Racing drivers and military men might be expected, but the author’s research uncovers jazz musicians, composers, singers Nina and Frederik, actors, Trevor Howard, Will Hay and Jack Hawkins inter alia, entrepreneurs such as Peter Wheeler of TVR fame and BBC types, Nicholas Parsons and the incomparable Frank Muir who owned three. In his brief but amusing background to the comedian the author quotes Muir’s advertisement when he sold one of his Alvises:
‘This car has been used solely for transporting retired clergymen to Evensong and has been nightly sponged down with light hock.’

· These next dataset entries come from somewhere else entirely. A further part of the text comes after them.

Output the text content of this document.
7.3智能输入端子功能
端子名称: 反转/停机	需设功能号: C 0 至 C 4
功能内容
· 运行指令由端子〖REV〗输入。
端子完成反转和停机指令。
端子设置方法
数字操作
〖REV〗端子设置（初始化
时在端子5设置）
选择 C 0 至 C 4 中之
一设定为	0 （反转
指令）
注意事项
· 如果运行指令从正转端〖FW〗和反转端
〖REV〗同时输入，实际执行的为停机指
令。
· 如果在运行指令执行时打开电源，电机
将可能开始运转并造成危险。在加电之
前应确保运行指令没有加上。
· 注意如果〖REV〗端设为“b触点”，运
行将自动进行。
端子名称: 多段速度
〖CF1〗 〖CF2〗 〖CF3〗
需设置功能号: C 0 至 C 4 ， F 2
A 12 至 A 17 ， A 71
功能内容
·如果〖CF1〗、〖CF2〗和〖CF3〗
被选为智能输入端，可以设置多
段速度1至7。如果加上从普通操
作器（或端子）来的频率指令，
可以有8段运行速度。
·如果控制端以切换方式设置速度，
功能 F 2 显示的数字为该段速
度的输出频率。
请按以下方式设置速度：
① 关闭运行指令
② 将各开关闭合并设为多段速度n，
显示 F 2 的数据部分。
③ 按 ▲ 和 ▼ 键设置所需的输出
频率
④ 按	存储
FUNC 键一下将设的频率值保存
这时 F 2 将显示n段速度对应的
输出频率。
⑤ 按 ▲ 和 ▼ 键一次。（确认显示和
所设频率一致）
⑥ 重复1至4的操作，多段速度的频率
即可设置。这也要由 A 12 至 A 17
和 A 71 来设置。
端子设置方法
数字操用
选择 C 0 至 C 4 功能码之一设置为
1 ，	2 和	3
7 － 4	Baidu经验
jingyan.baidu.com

Although obviously the fruit of much painstaking research, Culshaw is so at ease with his material that one feels he already knew much of it anyway. An earlier definitive work on the post-war three litre Alvises is essentially technical, but its stylishness and authority endow it with an appeal which extends far beyond the marque devotee.
Verdict
Alvis Society again encapsulates the spirit of the company, this time in a rather wider setting. An extraordinarily readable and enjoyable book which will send any Alvis fan into raptures should perchance it turn up in his (or her) Christmas stocking.